Hi Clint,
The ES is at 0.19.2. The machine is a “test” VM machine running centos
6.2 running in Xen hypervisor with 32G of RAM and 2 4-core Xenon L5420
CPUs (all 8 cores, all RAM is allocated to that VM and no other VMs
are running there for the test purposes)
The “source” ES instance is running in that VM with 12G or RAM with 2
indexes 8 shards each with all of its data mounted off external USB
(that’s a backup copy of our production data).
For the purposes of this test I don’t even want to use “destination”
reindexing ES so no other issues are introduced, rather we scroll-
search and write output do disk (on the same thread, but can be made
multi-threaded), each doc into its own file.
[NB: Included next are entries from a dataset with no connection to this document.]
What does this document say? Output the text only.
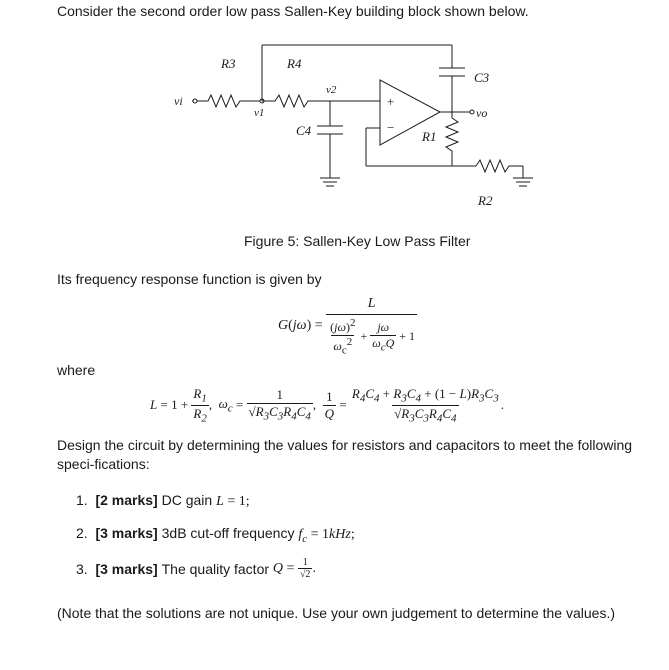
Consider the second order low pass Sallen-Key building block shown below.
R3	R4
C3
C4	R1
R2
vi
v1
v2
vo
+
−
Figure 5: Sallen-Key Low Pass Filter
Its frequency response function is given by
G ( jω ) = $\frac{L}{\frac{(j\omega)^2}{\omega_c^2} + \frac{j\omega}{\omega_cQ} + 1}$
where
$L = 1 + \frac{R_1}{R_2}$ , $\omega_c = \frac{1}{√R_3C_3R_4C_4}$ , $\frac{1}{Q} = \frac{R_4C_4 + R_3C_4 + (1 - L)R_3C_3}{√R_3C_3R_4C_4}$ .
Design the circuit by determining the values for resistors and capacitors to meet the following speci-fications:
1. [2 marks] DC gain L = 1;
2. [3 marks] 3dB cut-off frequency $f_c = 1kHz$;
3.
[3 marks]
The quality factor
$Q = \frac{1}{√2}$ .
(Note that the solutions are not unique. Use your own judgement to determine the values.)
For comparison, I have numbers for raw copy (cp –r from external drive
into internal drive), then scrolling and writing to disk from a single
index with scroll size 10 and 50, then 2 scrolls and 10 scrolls in
parallel each with size 50 and distinct id ranges are below. All data
was written for 10 minutes:
raw_copy: 17.6G
scroll size=10: 1.8G
scroll_size=50: 1.5G
2xscroll_size=50: 3.3G
10xscroll_size=50 4.8G
Even though these tests are with the ES as data source on external
USB, I have very similar write numbers on the EC2 (with 4 their drives
in RAID0)
I am not sure how close ES scroll can get to the true “cp –r” speed,
but currently it appears to do it about 10x slower for single scroll,
moreover parallelized scroll is faster the single scroll.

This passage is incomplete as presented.